Piel de sol, piel de sal // España
Piel de sol, piel de sal
España
Mis pasos se mecanizaron a partir del segundo o tercer día. Olvidados el cansancio y el propio peso de la mochila, me limito a caminar hasta el ocaso para bucear aguas verdes.
Estoy en Menorca, en el Camí de Cavalls, ruta que me lleva a circunvalar a lo largo de 20 etapas y multitud de ambientes, una isla catalogada por la UNESCO como Reserva de la Biosfera.
Durante la planificación, el otoño me hacía presuponer una isla solitaria, despedida ya del trajín de turistas, sus hoteles y los souvenirs.
Sin embargo, no encuentro lo que vengo buscando. Sobre terreno, la realidad que me encuentro es que la temporada alta parece haberse dilatado más de lo habitual.
De resultas, camino en completa soledad los tramos más agrestes o peor comunicados, pero las playas y senderos aledaños me sumergen invariablemente en un tráfago que difícilmente logro encajar en mi arquetipo de viaje.

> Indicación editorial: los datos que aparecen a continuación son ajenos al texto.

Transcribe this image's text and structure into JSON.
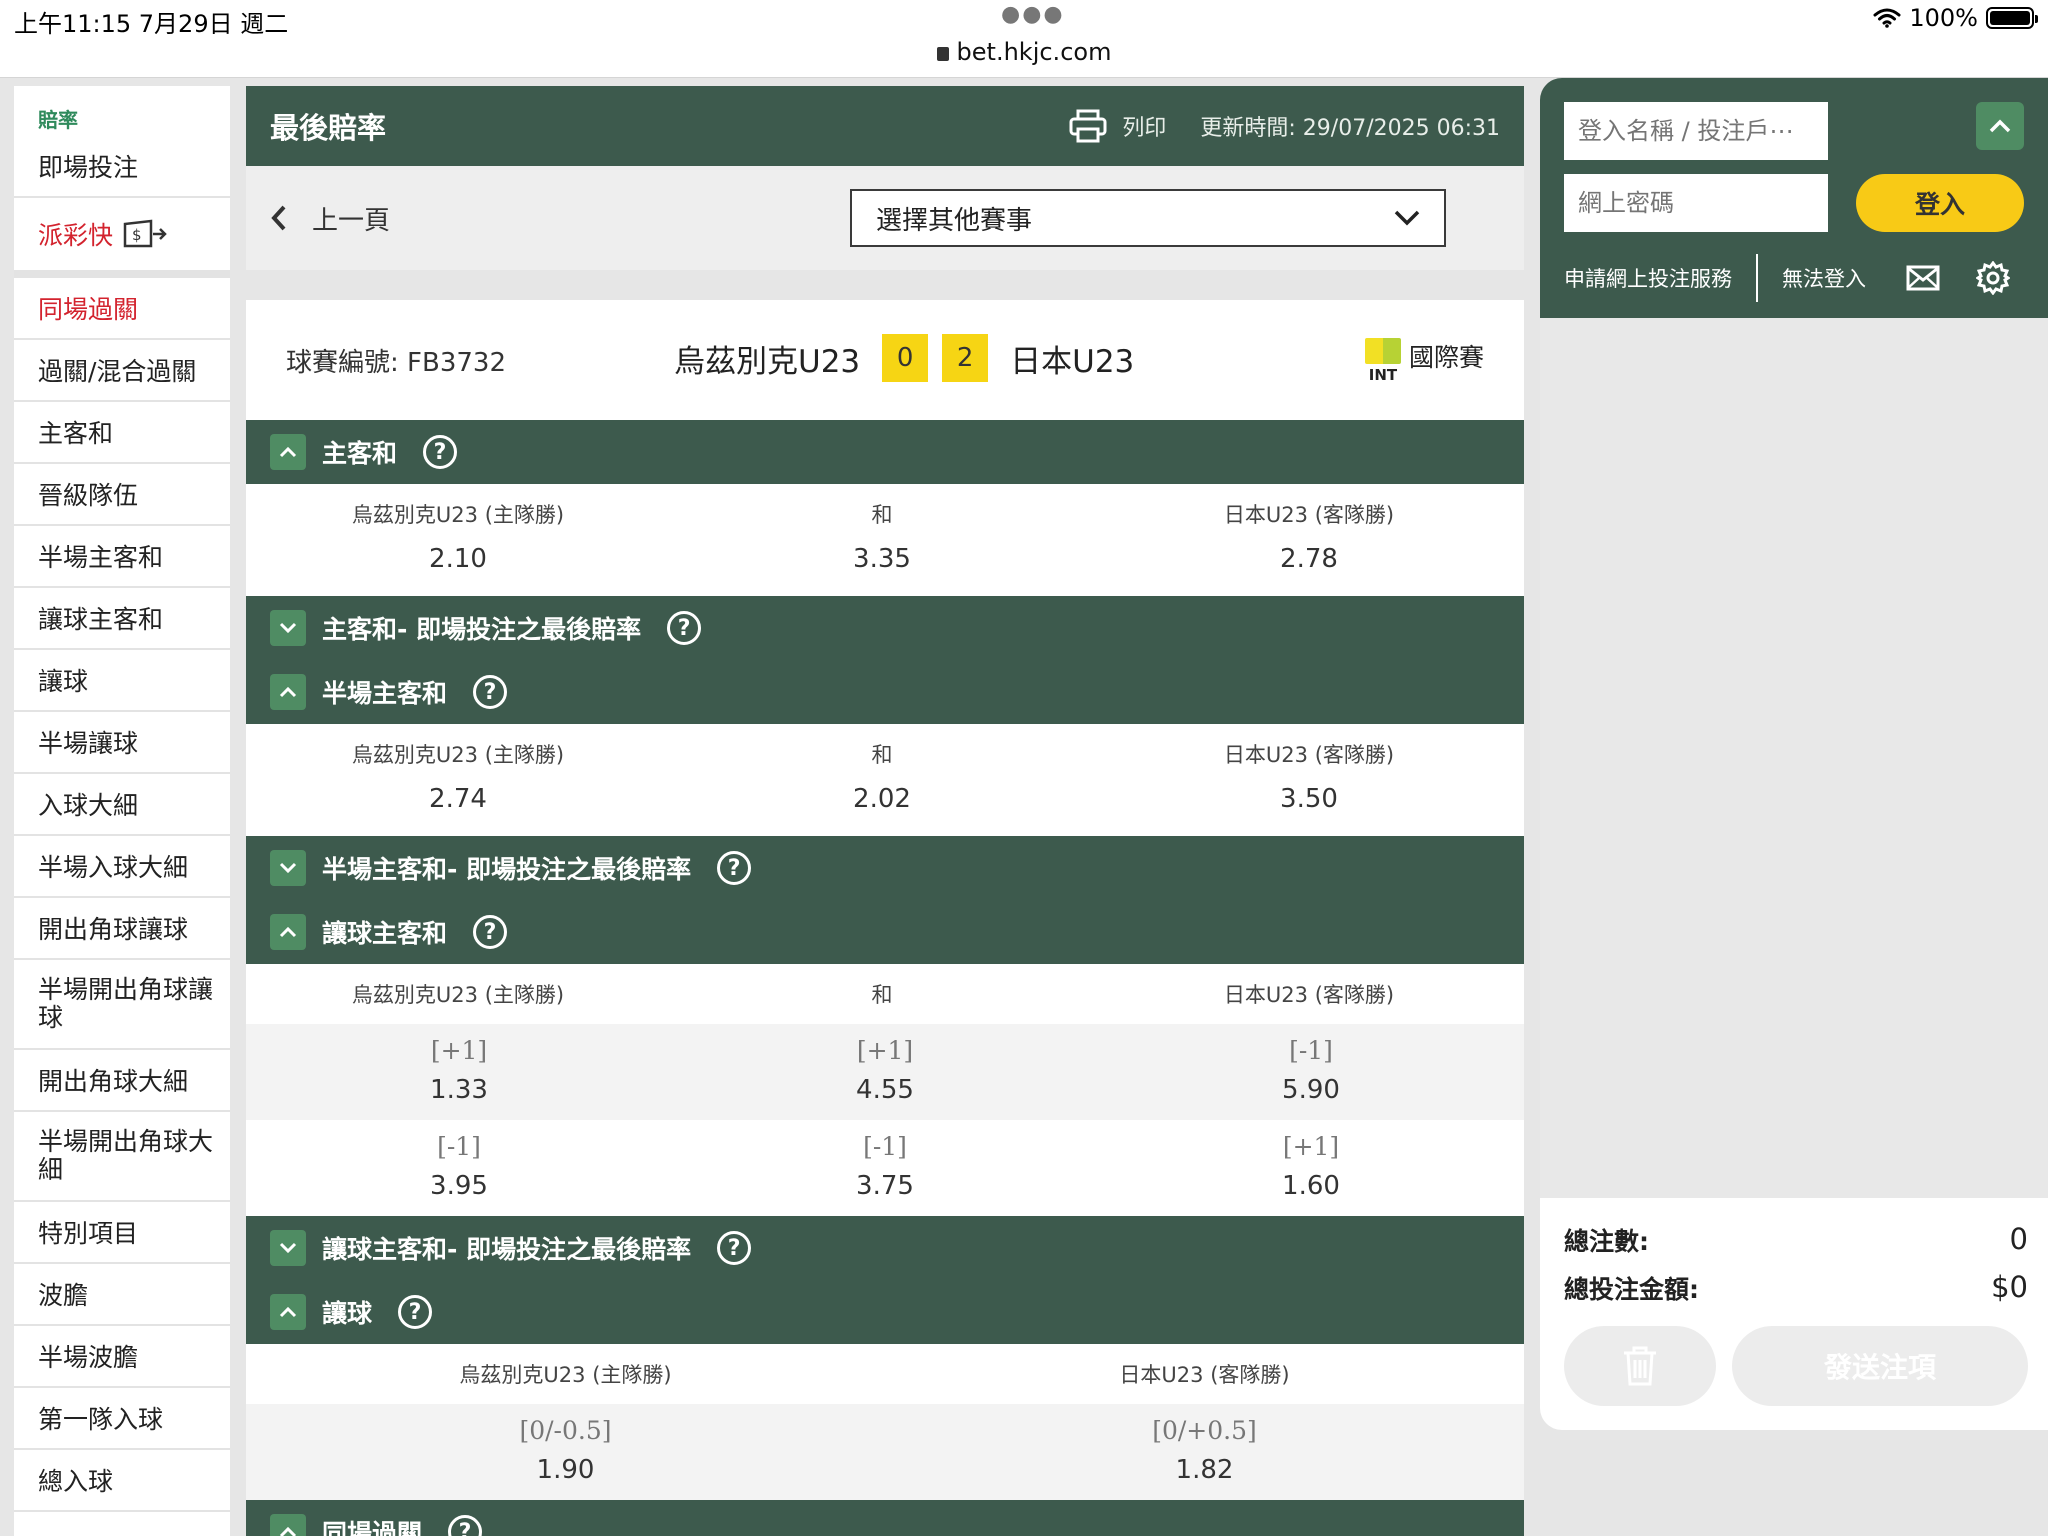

Así que aprieto el paso. Avanzo durante las horas centrales del día y disfruto en solitario de los arenales cuando los aparcamientos se vacían y los apartamentos se llenan, devolviendo la quietud al paisaje y a sus tímidos habitantes. Entre el ocaso y el alba.
La belleza de la isla resulta innegable, hasta el punto de que en más de una ocasión, uno tiene la impresión de estar caminando por el interior de una postal, lo cual podría sonar de lo más atractivo.

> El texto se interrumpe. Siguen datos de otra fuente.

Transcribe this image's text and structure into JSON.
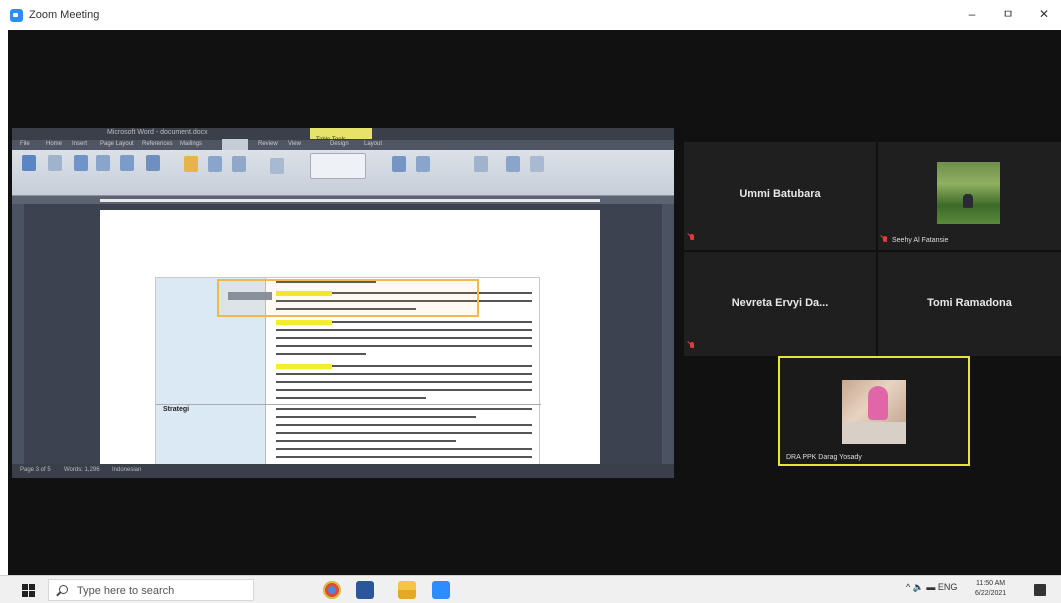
{
  "window": {
    "title": "Zoom Meeting",
    "minimize": "–",
    "maximize": "ㅁ",
    "close": "✕"
  },
  "shared_document": {
    "app_title": "Microsoft Word - document.docx",
    "active_tab": "Table Tools",
    "menu": [
      "File",
      "Home",
      "Insert",
      "Page Layout",
      "References",
      "Mailings",
      "Review",
      "View",
      "Design",
      "Layout"
    ],
    "table_row_label": "Strategi",
    "status_left": "Page 3 of 5",
    "status_words": "Words: 1,296",
    "status_lang": "Indonesian"
  },
  "participants": [
    {
      "name": "Ummi Batubara",
      "muted": true
    },
    {
      "name": "Seehy Al Fatansie",
      "muted": true,
      "has_video": true
    },
    {
      "name": "Nevreta Ervyi Da...",
      "muted": true
    },
    {
      "name": "Tomi Ramadona",
      "muted": false
    },
    {
      "name": "DRA PPK Darag Yosady",
      "muted": false,
      "speaking": true,
      "has_video": true
    }
  ],
  "taskbar": {
    "search_placeholder": "Type here to search",
    "apps": [
      "chrome-icon",
      "word-icon",
      "file-explorer-icon",
      "zoom-icon"
    ],
    "tray": "^ 🔈 ▬ ENG",
    "time": "11:50 AM",
    "date": "6/22/2021"
  },
  "colors": {
    "meeting_bg": "#111111",
    "tile_bg": "#1f1f1f",
    "speaker_border": "#e4e63a",
    "muted_mic": "#e03c3c",
    "zoom_blue": "#2d8cff"
  }
}
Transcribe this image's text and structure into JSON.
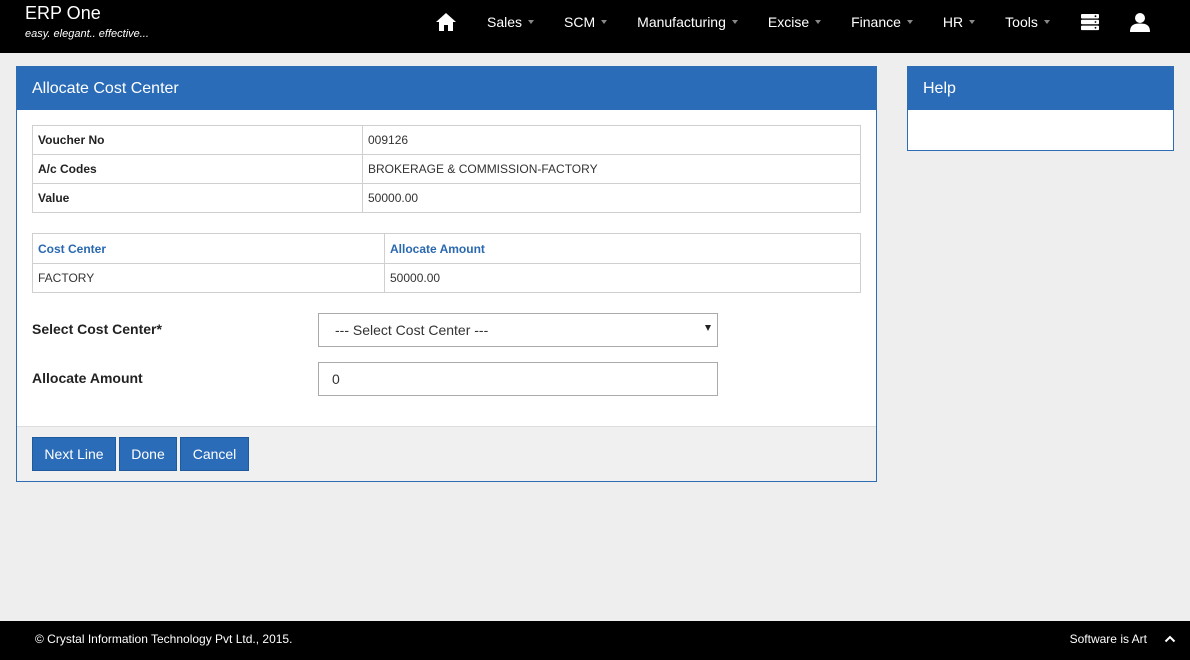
{
  "brand": {
    "name": "ERP One",
    "tagline": "easy. elegant.. effective..."
  },
  "nav": {
    "home_icon": "home-icon",
    "items": [
      {
        "label": "Sales"
      },
      {
        "label": "SCM"
      },
      {
        "label": "Manufacturing"
      },
      {
        "label": "Excise"
      },
      {
        "label": "Finance"
      },
      {
        "label": "HR"
      },
      {
        "label": "Tools"
      }
    ],
    "right_icons": [
      "server-icon",
      "user-icon"
    ]
  },
  "panel": {
    "title": "Allocate Cost Center",
    "info": [
      {
        "key": "Voucher No",
        "value": "009126"
      },
      {
        "key": "A/c Codes",
        "value": "BROKERAGE & COMMISSION-FACTORY"
      },
      {
        "key": "Value",
        "value": "50000.00"
      }
    ],
    "alloc_table": {
      "headers": [
        "Cost Center",
        "Allocate Amount"
      ],
      "rows": [
        [
          "FACTORY",
          "50000.00"
        ]
      ]
    },
    "form": {
      "cost_center_label": "Select Cost Center*",
      "cost_center_value": "--- Select Cost Center ---",
      "amount_label": "Allocate Amount",
      "amount_value": "0"
    },
    "buttons": {
      "next_line": "Next Line",
      "done": "Done",
      "cancel": "Cancel"
    }
  },
  "help": {
    "title": "Help"
  },
  "footer": {
    "copyright": "© Crystal Information Technology Pvt Ltd., 2015.",
    "motto": "Software is Art"
  },
  "colors": {
    "primary": "#2b6cb8",
    "navbar": "#000000",
    "background": "#eeeeee"
  }
}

Y así debió serlo hace cuarenta o cincuenta años, cuando el viajero que desembarcaba en la isla se encontraba con una sociedad tradicional basada en el trabajo agrícola, la ganadería y la pesca.
A día de hoy, la masificación ha desfigurado la cultura convirtiendo la escena en un grotesco recuerdo de lo que fue.
Las urbanizaciones y resorts ganan terreno, los pozos comunitarios se secan para colmar las piscinas privadas y la amabilidad en el trato personal resulta patéticamente proporcional al nivel económico que ostenten las partes.
Cada día que permanezco en la isla más fuera de contexto me siento, así que a lo largo de la costa sur enlazo etapas consecutivamente a buen ritmo. Mientras que en la costa norte, de escarpada orografía y mucho menos visitada, me permito abandonar el sendero para aventurarme entre acantilados y playas de cantos rodados.
Aquí, decenas de cuevas sirven de cobijo a las cabras asilvestradas y, para cuando los nubarrones descargan, o la noche se echa encima, yo mismo busco la protección de estos acogedores refugios donde reverberan las mareas y me arrullan con su letanía.
Devolviéndome la quietud que solo las fuerzas incontenibles de los elementos saben transmitir.
“… acogedores refugios donde reverberan las mareas…”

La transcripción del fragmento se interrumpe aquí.